Simão Monsanto tinha 12 anos quando começou a aprender com um primo o ofício de sapateiro, tendo trabalhado em duas oficinas antes de ser chamado para cumprir o serviço militar obrigatório. “Quando saí da tropa, o meu patrão deu-me sociedade e fiquei a trabalhar com ele”, diz Simão Monsanto, referindo-se a Vitorino Dias Carvalho, conhecido por “Vitorino dos Botins”, com quem Simão, em 1997, fundou a loja Vitorino & Simão – Calçado Artesanal. Com a autorização de Vitorino, Simão Monsanto manteve o nome da loja, quando o sócio se reformou, em 2006. Situada no edifício da Praça de Touros de Almeirim, a sapataria vende, entre outras coisas, as botas tradicionais ribatejanas feitas à mão na oficina localizada na Travessa da Olaria.

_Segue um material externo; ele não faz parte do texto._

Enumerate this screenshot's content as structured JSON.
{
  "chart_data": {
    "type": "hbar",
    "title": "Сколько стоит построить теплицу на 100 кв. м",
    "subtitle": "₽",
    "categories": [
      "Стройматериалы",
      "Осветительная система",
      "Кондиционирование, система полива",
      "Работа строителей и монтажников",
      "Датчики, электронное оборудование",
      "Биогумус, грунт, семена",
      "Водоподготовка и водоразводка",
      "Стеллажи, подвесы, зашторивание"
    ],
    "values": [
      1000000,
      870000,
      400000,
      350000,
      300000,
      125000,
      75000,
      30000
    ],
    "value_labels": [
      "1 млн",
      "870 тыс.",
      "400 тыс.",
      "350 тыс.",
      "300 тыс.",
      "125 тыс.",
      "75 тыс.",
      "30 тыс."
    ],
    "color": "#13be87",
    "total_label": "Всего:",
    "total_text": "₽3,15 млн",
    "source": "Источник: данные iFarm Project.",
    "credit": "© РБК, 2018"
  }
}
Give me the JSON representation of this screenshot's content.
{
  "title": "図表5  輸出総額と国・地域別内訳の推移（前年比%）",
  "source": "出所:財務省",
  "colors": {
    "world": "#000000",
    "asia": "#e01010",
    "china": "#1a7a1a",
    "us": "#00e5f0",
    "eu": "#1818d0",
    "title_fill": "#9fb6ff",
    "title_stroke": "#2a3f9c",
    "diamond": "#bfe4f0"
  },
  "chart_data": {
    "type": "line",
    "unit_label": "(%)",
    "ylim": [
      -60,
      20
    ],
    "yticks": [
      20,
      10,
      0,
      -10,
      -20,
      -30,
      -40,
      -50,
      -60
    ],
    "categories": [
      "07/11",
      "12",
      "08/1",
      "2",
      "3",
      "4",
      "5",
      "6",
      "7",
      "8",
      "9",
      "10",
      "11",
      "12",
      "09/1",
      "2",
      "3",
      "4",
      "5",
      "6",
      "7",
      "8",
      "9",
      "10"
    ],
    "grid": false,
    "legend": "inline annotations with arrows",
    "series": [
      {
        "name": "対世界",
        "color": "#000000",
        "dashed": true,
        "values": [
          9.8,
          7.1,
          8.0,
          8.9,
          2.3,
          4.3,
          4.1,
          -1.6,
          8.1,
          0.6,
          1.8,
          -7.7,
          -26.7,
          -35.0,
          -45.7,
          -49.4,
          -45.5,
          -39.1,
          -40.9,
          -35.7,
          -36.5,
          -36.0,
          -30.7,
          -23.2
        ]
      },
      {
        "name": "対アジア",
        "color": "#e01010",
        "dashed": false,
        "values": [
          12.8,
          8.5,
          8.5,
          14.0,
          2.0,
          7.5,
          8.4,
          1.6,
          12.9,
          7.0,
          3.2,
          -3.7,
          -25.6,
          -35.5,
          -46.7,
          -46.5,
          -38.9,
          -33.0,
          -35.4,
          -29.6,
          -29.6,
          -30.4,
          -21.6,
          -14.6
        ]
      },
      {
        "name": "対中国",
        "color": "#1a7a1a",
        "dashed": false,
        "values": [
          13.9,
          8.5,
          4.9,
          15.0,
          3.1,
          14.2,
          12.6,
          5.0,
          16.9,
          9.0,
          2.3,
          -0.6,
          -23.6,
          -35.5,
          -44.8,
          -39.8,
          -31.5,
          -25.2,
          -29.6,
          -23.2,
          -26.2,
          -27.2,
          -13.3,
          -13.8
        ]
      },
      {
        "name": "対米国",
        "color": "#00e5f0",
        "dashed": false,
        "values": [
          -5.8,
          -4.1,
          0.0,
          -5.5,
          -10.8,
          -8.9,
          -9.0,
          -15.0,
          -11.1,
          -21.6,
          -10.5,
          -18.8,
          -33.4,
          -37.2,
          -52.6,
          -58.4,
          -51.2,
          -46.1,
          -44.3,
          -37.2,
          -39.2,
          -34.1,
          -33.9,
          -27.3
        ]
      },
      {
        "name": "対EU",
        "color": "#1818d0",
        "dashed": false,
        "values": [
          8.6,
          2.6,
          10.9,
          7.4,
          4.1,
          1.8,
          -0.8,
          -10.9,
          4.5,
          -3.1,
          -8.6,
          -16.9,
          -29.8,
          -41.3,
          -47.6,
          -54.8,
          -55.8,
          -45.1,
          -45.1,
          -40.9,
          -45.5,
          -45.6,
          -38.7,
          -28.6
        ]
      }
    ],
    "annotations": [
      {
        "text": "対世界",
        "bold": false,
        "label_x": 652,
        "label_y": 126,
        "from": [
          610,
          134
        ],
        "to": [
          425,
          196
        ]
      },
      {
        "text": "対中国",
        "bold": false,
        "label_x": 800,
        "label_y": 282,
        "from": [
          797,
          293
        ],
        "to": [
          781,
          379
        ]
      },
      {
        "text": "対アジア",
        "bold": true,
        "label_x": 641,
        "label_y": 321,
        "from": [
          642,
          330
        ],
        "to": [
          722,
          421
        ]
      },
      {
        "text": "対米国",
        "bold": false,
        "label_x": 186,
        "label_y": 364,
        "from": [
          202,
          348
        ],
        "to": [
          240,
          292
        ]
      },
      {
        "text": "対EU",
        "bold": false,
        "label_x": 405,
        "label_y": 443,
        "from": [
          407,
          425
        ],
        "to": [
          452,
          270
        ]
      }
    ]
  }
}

Acompanhado por Zacarias, um funcionário com aproximadamente 50 anos de casa, Simão Monsanto continua a fazer botas por medida, em diversos modelos e tons, como as botas de salto de prateleira (preparadas para levar esporas), as éguas (umas botas baixas e com elásticos nos lados) e as botas de montar. Ao observar o calçado, rapidamente se percebe a forte ligação ao campo e aos cavalos, assim como ao mundo tauromáquico, tendo vários cavaleiros e campinos entre os seus clientes. “É tudo feito de forma artesanal, tudo feito à mão. Mesmo o contraforte fazemos questão de coser à mão, como se fazia há 60, 70 anos”, diz Simão Monsanto, que trabalha, maioritariamente, com pele de vitela curtida sem recurso a produtos químicos e com métodos tradicionais. Além da qualidade do material, as botas tradicionais ribatejanas caracterizam-se pela resistência, pelo conforto e pela aparência. “É uma bota, de facto, bonita”, afirma, enquanto mostra uma bota de cano alto com salto à espanhola.

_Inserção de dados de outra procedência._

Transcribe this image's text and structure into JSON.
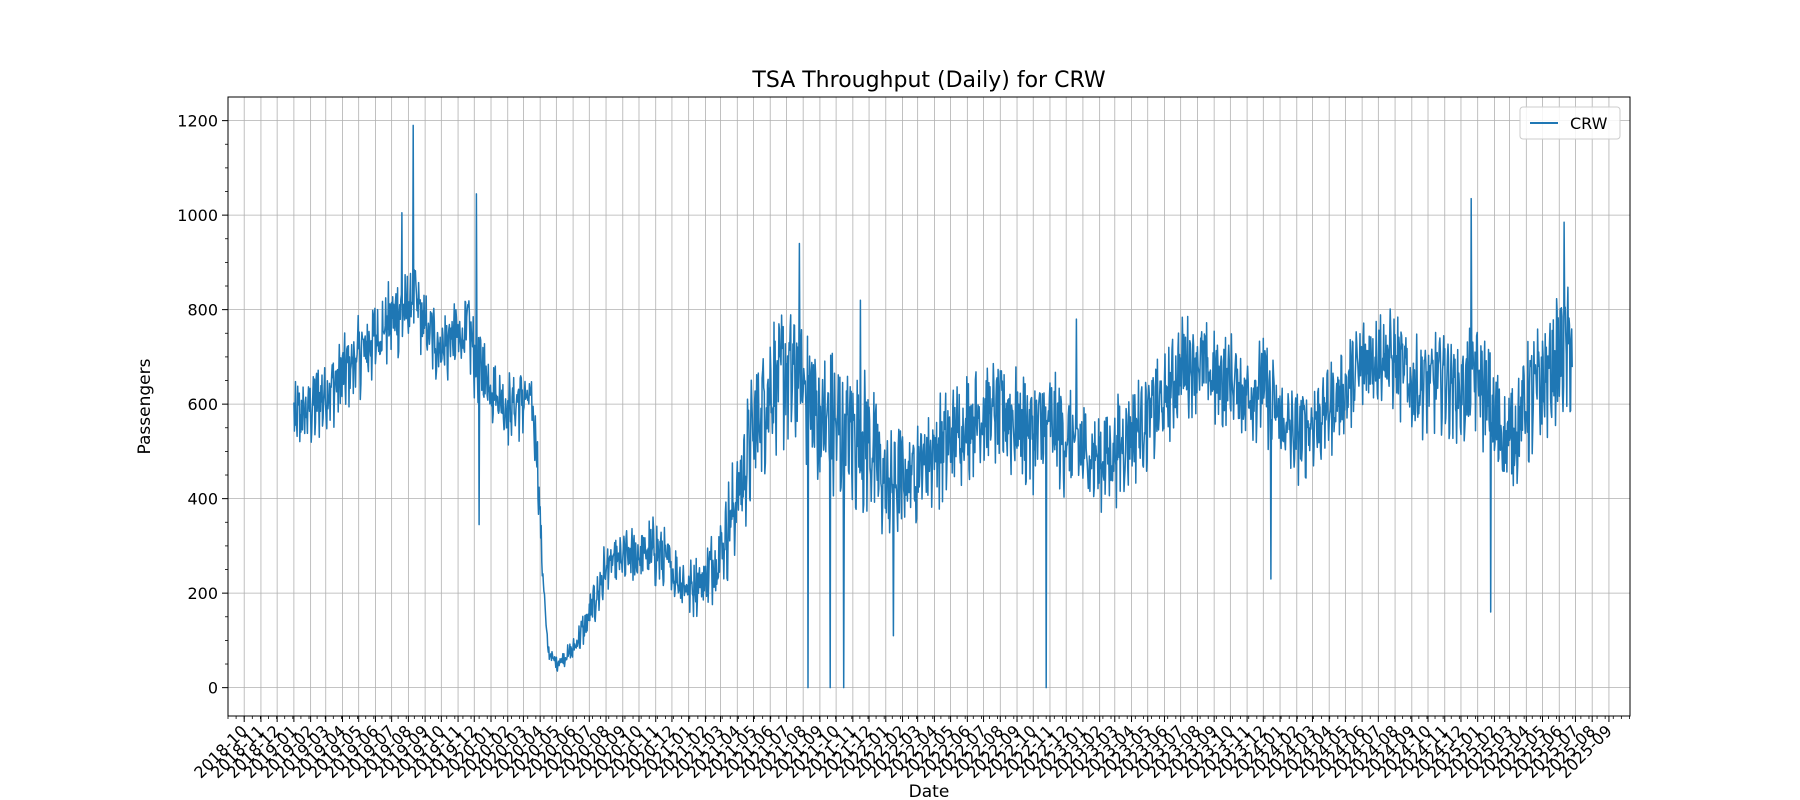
{
  "chart_data": {
    "type": "line",
    "title": "TSA Throughput (Daily) for CRW",
    "xlabel": "Date",
    "ylabel": "Passengers",
    "ylim": [
      -60,
      1250
    ],
    "xlim": [
      "2018-09-01",
      "2025-10-10"
    ],
    "yticks": [
      0,
      200,
      400,
      600,
      800,
      1000,
      1200
    ],
    "xtick_labels": [
      "2018-10",
      "2018-11",
      "2018-12",
      "2019-01",
      "2019-02",
      "2019-03",
      "2019-04",
      "2019-05",
      "2019-06",
      "2019-07",
      "2019-08",
      "2019-09",
      "2019-10",
      "2019-11",
      "2019-12",
      "2020-01",
      "2020-02",
      "2020-03",
      "2020-04",
      "2020-05",
      "2020-06",
      "2020-07",
      "2020-08",
      "2020-09",
      "2020-10",
      "2020-11",
      "2020-12",
      "2021-01",
      "2021-02",
      "2021-03",
      "2021-04",
      "2021-05",
      "2021-06",
      "2021-07",
      "2021-08",
      "2021-09",
      "2021-10",
      "2021-11",
      "2021-12",
      "2022-01",
      "2022-02",
      "2022-03",
      "2022-04",
      "2022-05",
      "2022-06",
      "2022-07",
      "2022-08",
      "2022-09",
      "2022-10",
      "2022-11",
      "2022-12",
      "2023-01",
      "2023-02",
      "2023-03",
      "2023-04",
      "2023-05",
      "2023-06",
      "2023-07",
      "2023-08",
      "2023-09",
      "2023-10",
      "2023-11",
      "2023-12",
      "2024-01",
      "2024-02",
      "2024-03",
      "2024-04",
      "2024-05",
      "2024-06",
      "2024-07",
      "2024-08",
      "2024-09",
      "2024-10",
      "2024-11",
      "2024-12",
      "2025-01",
      "2025-02",
      "2025-03",
      "2025-04",
      "2025-05",
      "2025-06",
      "2025-07",
      "2025-08",
      "2025-09"
    ],
    "grid": true,
    "legend_position": "top-right",
    "series": [
      {
        "name": "CRW",
        "color": "#1f77b4",
        "x": [
          "2019-01-01",
          "2019-02-01",
          "2019-03-01",
          "2019-04-01",
          "2019-05-01",
          "2019-06-01",
          "2019-07-01",
          "2019-08-01",
          "2019-08-10",
          "2019-09-01",
          "2019-10-01",
          "2019-11-01",
          "2019-11-20",
          "2019-12-01",
          "2020-01-01",
          "2020-02-01",
          "2020-03-01",
          "2020-03-15",
          "2020-03-25",
          "2020-04-05",
          "2020-04-15",
          "2020-05-01",
          "2020-06-01",
          "2020-07-01",
          "2020-08-01",
          "2020-09-01",
          "2020-10-01",
          "2020-11-01",
          "2020-12-01",
          "2021-01-01",
          "2021-02-01",
          "2021-03-01",
          "2021-04-01",
          "2021-05-01",
          "2021-06-01",
          "2021-07-01",
          "2021-08-01",
          "2021-09-01",
          "2021-10-01",
          "2021-11-01",
          "2021-12-01",
          "2022-01-01",
          "2022-02-01",
          "2022-03-01",
          "2022-04-01",
          "2022-05-01",
          "2022-06-01",
          "2022-07-01",
          "2022-08-01",
          "2022-09-01",
          "2022-10-01",
          "2022-11-01",
          "2022-12-01",
          "2023-01-01",
          "2023-02-01",
          "2023-03-01",
          "2023-04-01",
          "2023-05-01",
          "2023-06-01",
          "2023-07-01",
          "2023-08-01",
          "2023-09-01",
          "2023-10-01",
          "2023-11-01",
          "2023-12-01",
          "2024-01-01",
          "2024-02-01",
          "2024-03-01",
          "2024-04-01",
          "2024-05-01",
          "2024-06-01",
          "2024-07-01",
          "2024-08-01",
          "2024-09-01",
          "2024-10-01",
          "2024-11-01",
          "2024-12-01",
          "2025-01-01",
          "2025-02-01",
          "2025-03-01",
          "2025-04-01",
          "2025-05-01",
          "2025-06-01",
          "2025-06-25"
        ],
        "y": [
          560,
          590,
          620,
          660,
          700,
          740,
          780,
          800,
          830,
          760,
          720,
          740,
          760,
          700,
          640,
          590,
          610,
          600,
          520,
          260,
          80,
          50,
          80,
          150,
          250,
          270,
          280,
          290,
          250,
          210,
          230,
          290,
          400,
          540,
          640,
          660,
          650,
          560,
          540,
          530,
          520,
          420,
          440,
          470,
          500,
          520,
          560,
          580,
          580,
          560,
          540,
          560,
          520,
          500,
          480,
          500,
          540,
          570,
          600,
          680,
          690,
          650,
          650,
          620,
          640,
          560,
          530,
          560,
          590,
          630,
          680,
          710,
          690,
          640,
          640,
          660,
          620,
          660,
          560,
          520,
          600,
          640,
          700,
          720
        ],
        "spread": [
          110,
          110,
          110,
          110,
          115,
          115,
          115,
          110,
          110,
          110,
          110,
          110,
          110,
          110,
          105,
          105,
          105,
          100,
          90,
          40,
          20,
          20,
          30,
          60,
          90,
          90,
          90,
          100,
          90,
          80,
          90,
          120,
          160,
          180,
          200,
          200,
          200,
          220,
          230,
          210,
          200,
          160,
          160,
          160,
          160,
          150,
          150,
          160,
          160,
          160,
          160,
          160,
          150,
          150,
          150,
          150,
          150,
          140,
          140,
          140,
          140,
          140,
          140,
          140,
          140,
          140,
          130,
          130,
          130,
          140,
          140,
          140,
          140,
          140,
          140,
          150,
          150,
          160,
          170,
          170,
          170,
          180,
          180,
          180
        ],
        "spikes": [
          {
            "date": "2019-08-10",
            "value": 1190
          },
          {
            "date": "2019-07-20",
            "value": 1005
          },
          {
            "date": "2019-12-05",
            "value": 1045
          },
          {
            "date": "2019-12-10",
            "value": 345
          },
          {
            "date": "2021-07-25",
            "value": 940
          },
          {
            "date": "2021-08-10",
            "value": 0
          },
          {
            "date": "2021-09-20",
            "value": 0
          },
          {
            "date": "2021-10-15",
            "value": 0
          },
          {
            "date": "2021-11-15",
            "value": 820
          },
          {
            "date": "2022-01-15",
            "value": 110
          },
          {
            "date": "2022-10-25",
            "value": 0
          },
          {
            "date": "2022-12-20",
            "value": 780
          },
          {
            "date": "2023-12-15",
            "value": 230
          },
          {
            "date": "2024-12-20",
            "value": 1035
          },
          {
            "date": "2025-01-25",
            "value": 160
          },
          {
            "date": "2025-06-10",
            "value": 985
          }
        ]
      }
    ]
  }
}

Depois de uma fase, nos anos 80 e 90, em que as botas tradicionais ribatejanas estiveram na moda, a procura deste tipo de calçado reduziu consideravelmente, tal como o número de sapateiros que o produz. Sendo o único artesão do calçado tradicional do Ribatejo, em Almeirim, e um dos últimos na região, Simão Monsanto mantém uma base de clientes fiéis, que inclui vários antigos alunos da Escola Agrícola de Santarém. “Ainda há pouco tempo, fiz umas botas para um senhor de Bragança, que tirou o curso em Santarém há cerca de 60 anos. Era aqui cliente e nunca mais deixou de ser. De três em três anos, manda fazer umas botas novas”, diz o sapateiro, que tem clientes um pouco por todo o país. As medidas dos pés dos clientes da Vitorino & Simão – Calçado Artesanal estão registadas em cerca de duas dezenas de livros encadernados em pele de vitela. Cada folha tem o traço do sapateiro, que contornou o pé que o cliente ali colocou, e “os valores de grossura dos dedos, do peito do pé e da entrada, que vai até ao tornozelo”, conclui Simão Monsanto, enquanto folheia um livro com centenas de pés diferentes contornados. “Fica aqui tudo registado. Se alguém pedir para fazer umas botas e depois cá voltar para comprar outras, já não é preciso tirar as medidas”, diz, antes de atender mais um cliente. Nas paredes da oficina, estão penduradas dezenas de moldes em madeira, que o sapateiro utiliza de acordo com as medidas de cada pé. “Depois de tirar as medidas, chego aqui e escolho o molde. Por exemplo, se quiser uma bota 43 com salto de 3,5 cm e bico agudo, vou aqui procurar entre os vários moldes 43, aquele que tem essas características”, explica, ao mesmo tempo que retira um molde que dará origem a mais um par de botas tradicionais ribatejanas.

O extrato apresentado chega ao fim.